We’re not going to stop companies from trying to predict what consumers want — but hopefully we can come up with ways to predict more intelligently. And most importantly, we need to do so without losing essential elements of our humanity.
“Thanks to smartphones or Google Glass, we can now be pinged whenever we are about to do something stupid, unhealthy, or unsound,” technology critic Evgeny Morozov wrote in Technology Review. “We wouldn’t necessarily need to know why the action would be wrong: The system’s algorithms do the moral calculus on their own. Citizens take on the role of information machines that feed the techno-bureaucratic complex with our data. And why wouldn’t we, if we are promised slimmer waistlines, cleaner air, or longer (and safer) lives in return?”
A more concrete worry is the data we’re giving up to companies for predictive services. Imagine, for example, a service like MindMeld that doesn’t just listen in when you’re Skyping but listens to you all day — to every conversation you have online and off — to anticipate your every need.
We’re not there yet — it would require huge leaps in battery technology, for one. And given the amount of criticism new technologies like Google Glass have received, we’ll probably have some serious discussions about how an “always listening” app could work while maintaining your privacy as well as the privacy of those you talk to.
Today, we’re concerned about how companies are using our location data and communications metadata. In the future, we’ll have to watch out for how companies use practically everything we say and do.
Joaquin Phoenix in the AI love story “Her.” Annapurna Pictures.
It all leads to Her — and true A.I.
Ultimately, true anticipatory computing will likely lead to fully artificially intelligent apps and services. The world of Spike Jonze’s Her, with its A.I.-driven operating systems, isn’t too far off.

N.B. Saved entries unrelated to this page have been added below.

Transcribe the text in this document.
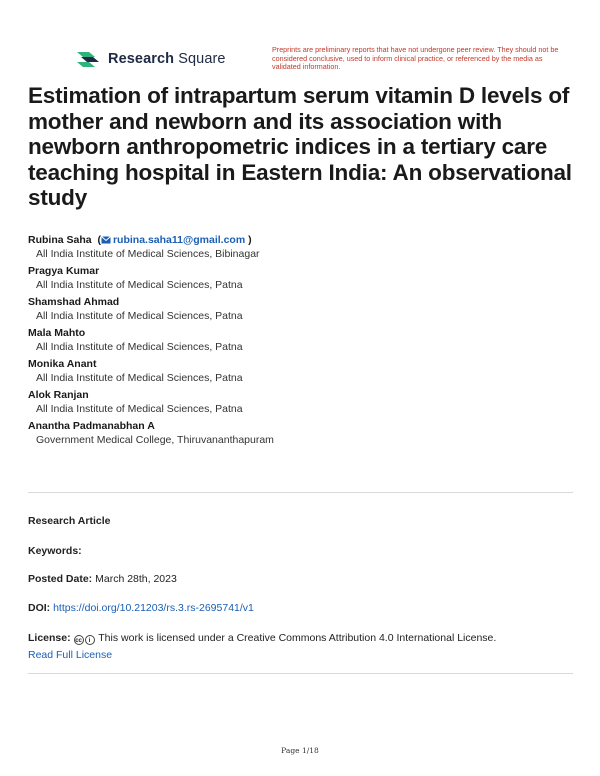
Research Square
Preprints are preliminary reports that have not undergone peer review. They should not be considered conclusive, used to inform clinical practice, or referenced by the media as validated information.
Estimation of intrapartum serum vitamin D levels of mother and newborn and its association with newborn anthropometric indices in a tertiary care teaching hospital in Eastern India: An observational study
Rubina Saha  ( rubina.saha11@gmail.com )
All India Institute of Medical Sciences, Bibinagar
Pragya Kumar
All India Institute of Medical Sciences, Patna
Shamshad Ahmad
All India Institute of Medical Sciences, Patna
Mala Mahto
All India Institute of Medical Sciences, Patna
Monika Anant
All India Institute of Medical Sciences, Patna
Alok Ranjan
All India Institute of Medical Sciences, Patna
Anantha Padmanabhan A
Government Medical College, Thiruvananthapuram
Research Article
Keywords:
Posted Date: March 28th, 2023
DOI: https://doi.org/10.21203/rs.3.rs-2695741/v1
License: cc i This work is licensed under a Creative Commons Attribution 4.0 International License.
Read Full License
Page 1/18
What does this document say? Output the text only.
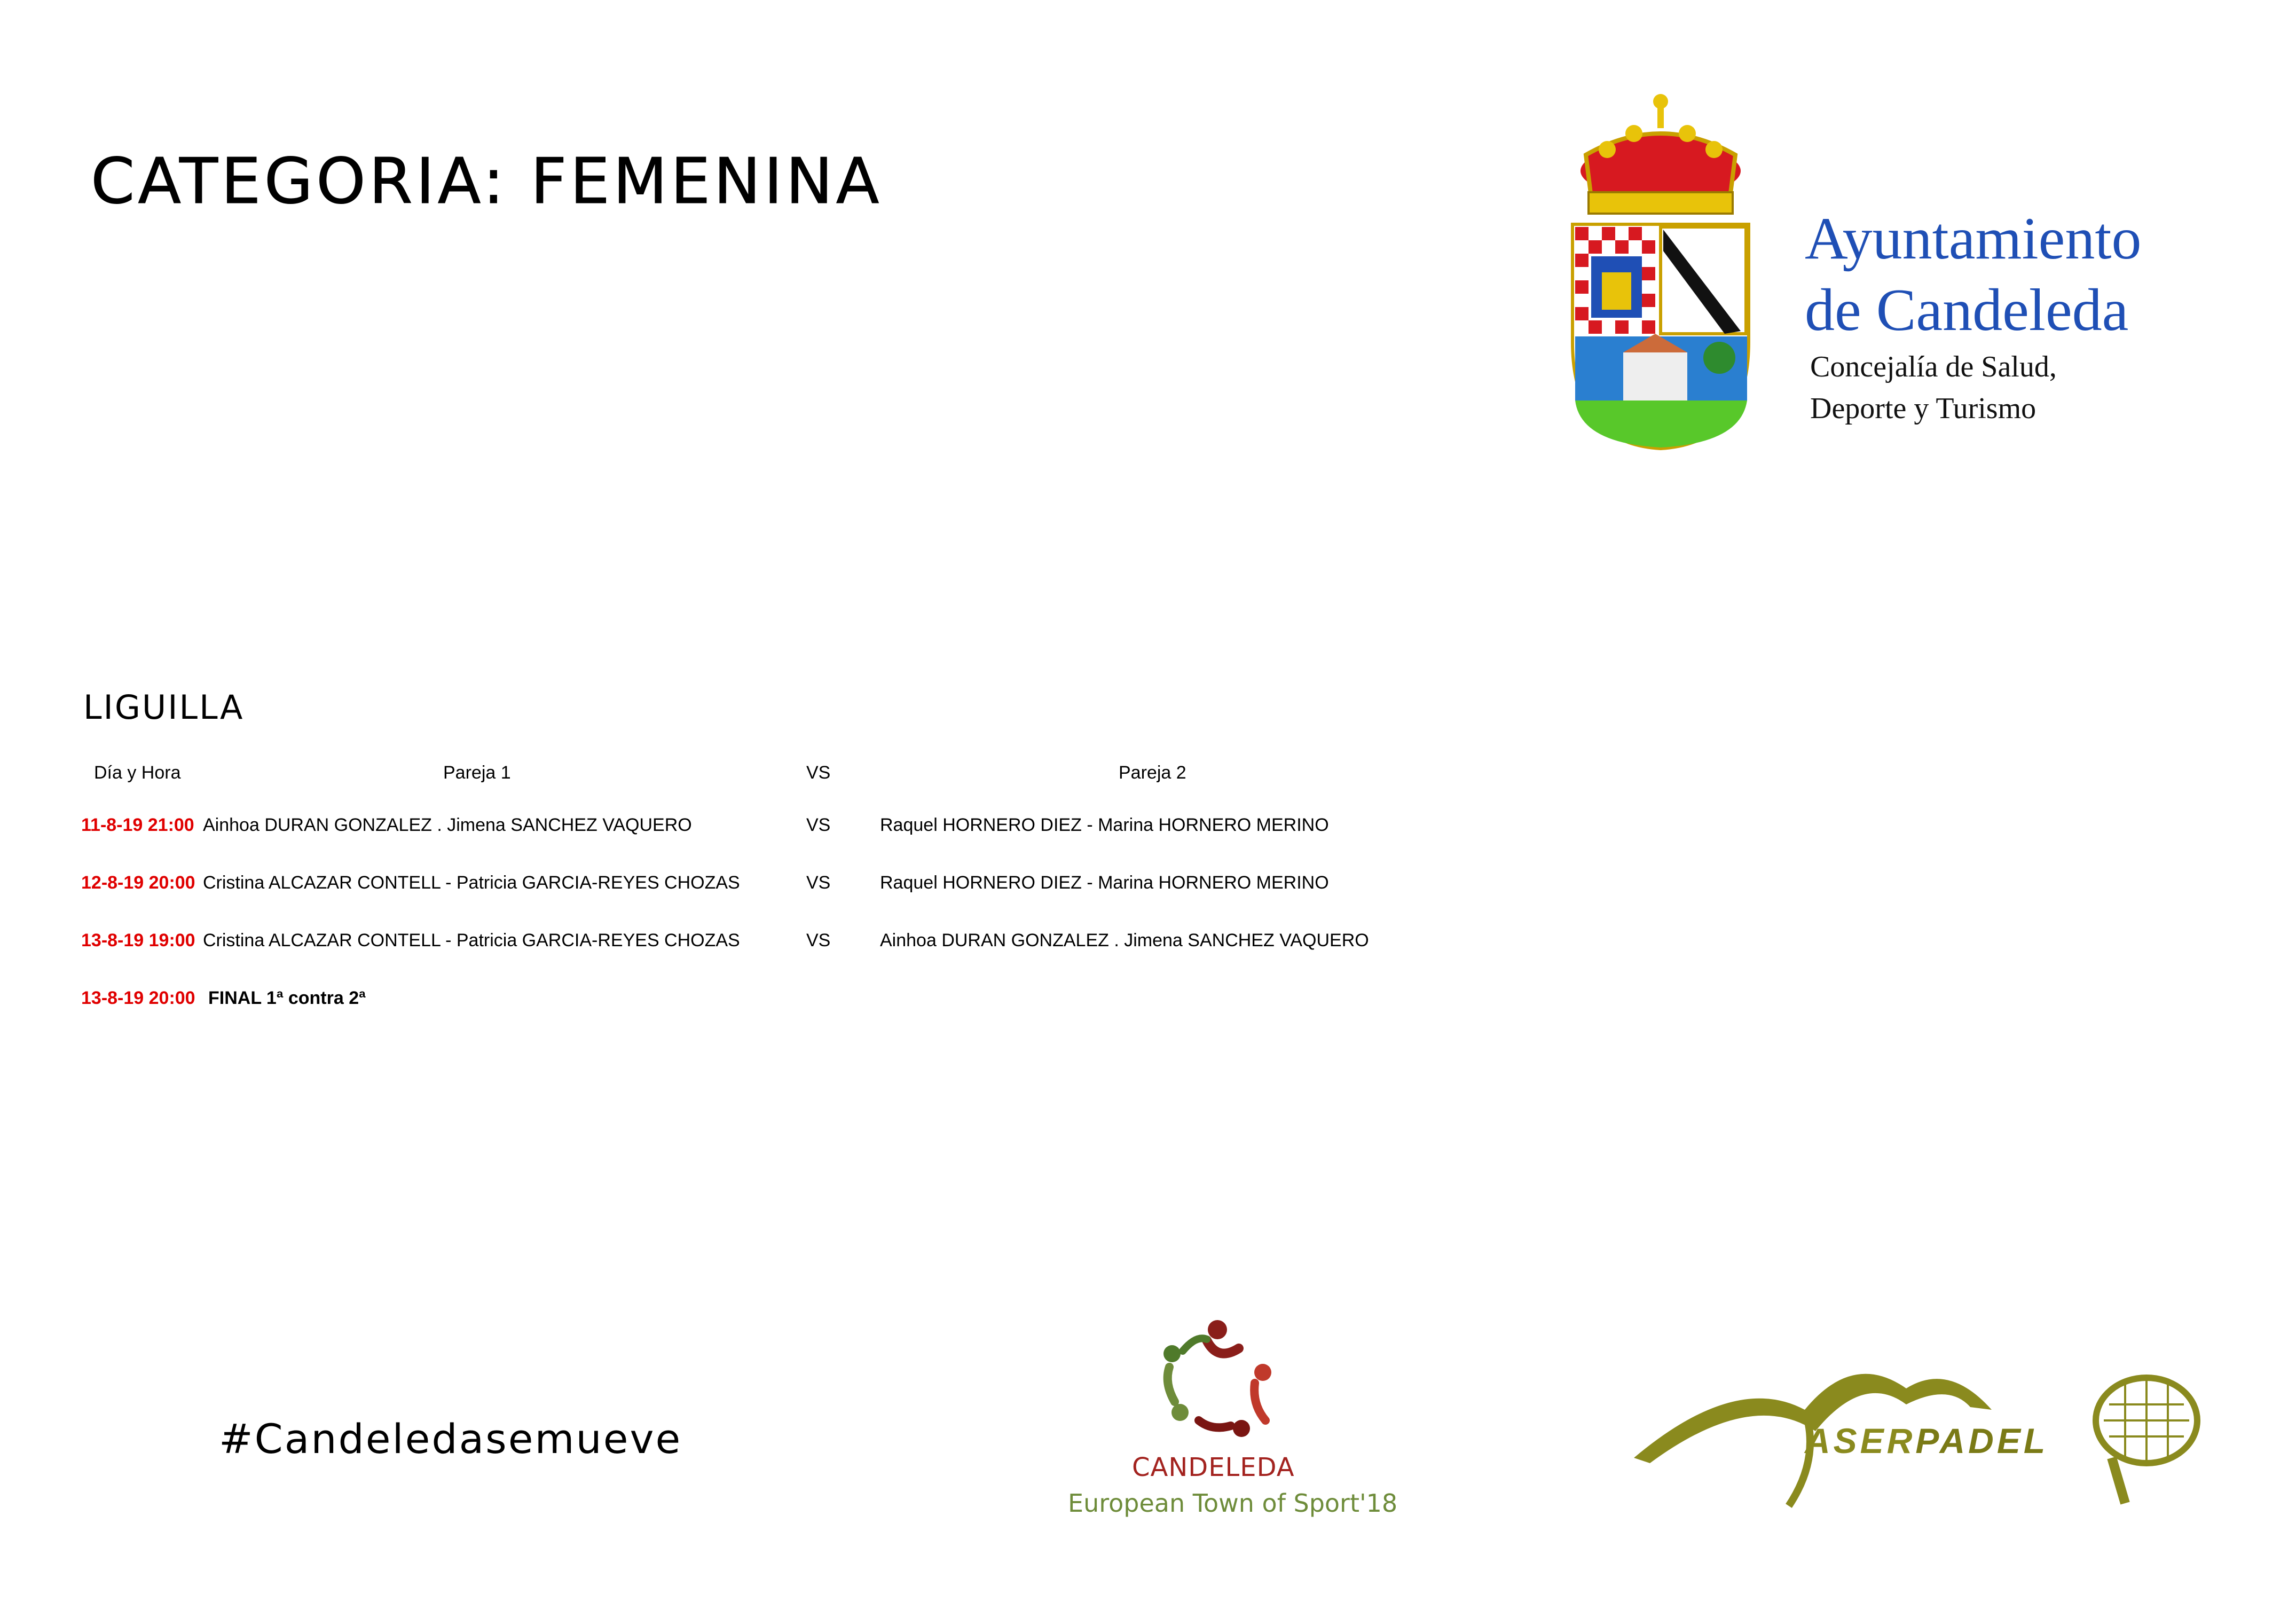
CATEGORIA: FEMENINA
Ayuntamiento
de Candeleda
Concejalía de Salud,
Deporte y Turismo
LIGUILLA
Día y Hora	Pareja 1	VS	Pareja 2
11-8-19 21:00 Ainhoa DURAN GONZALEZ . Jimena SANCHEZ VAQUERO	VS	Raquel HORNERO DIEZ - Marina HORNERO MERINO
12-8-19 20:00 Cristina ALCAZAR CONTELL - Patricia GARCIA-REYES CHOZAS	VS	Raquel HORNERO DIEZ - Marina HORNERO MERINO
13-8-19 19:00 Cristina ALCAZAR CONTELL - Patricia GARCIA-REYES CHOZAS	VS	Ainhoa DURAN GONZALEZ . Jimena SANCHEZ VAQUERO
13-8-19 20:00 FINAL 1ª contra 2ª
#Candeledasemueve
CANDELEDA
European Town of Sport'18
ASERPADEL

But just as you trust a real-life personal assistant with countless personal details, all of that information will be held by the companies offering these A.I. services. Google has slowly edged its way into our lives, starting with search, then Gmail, and now Android — so it wouldn’t be hard to imagine a Google-powered A.I. as your future virtual assistant.
Imagine never having to sort through your inbox again, having an immaculate record of your finances always available, and getting perfectly curated playlists for a party based on the preferences of who’s attending. The benefits of an A.I. assistant will be hard to resist.
But at this point, it’s clear we still have a lot to learn as a society before we can even consider the place of A.I. and advanced predictive services in our lives.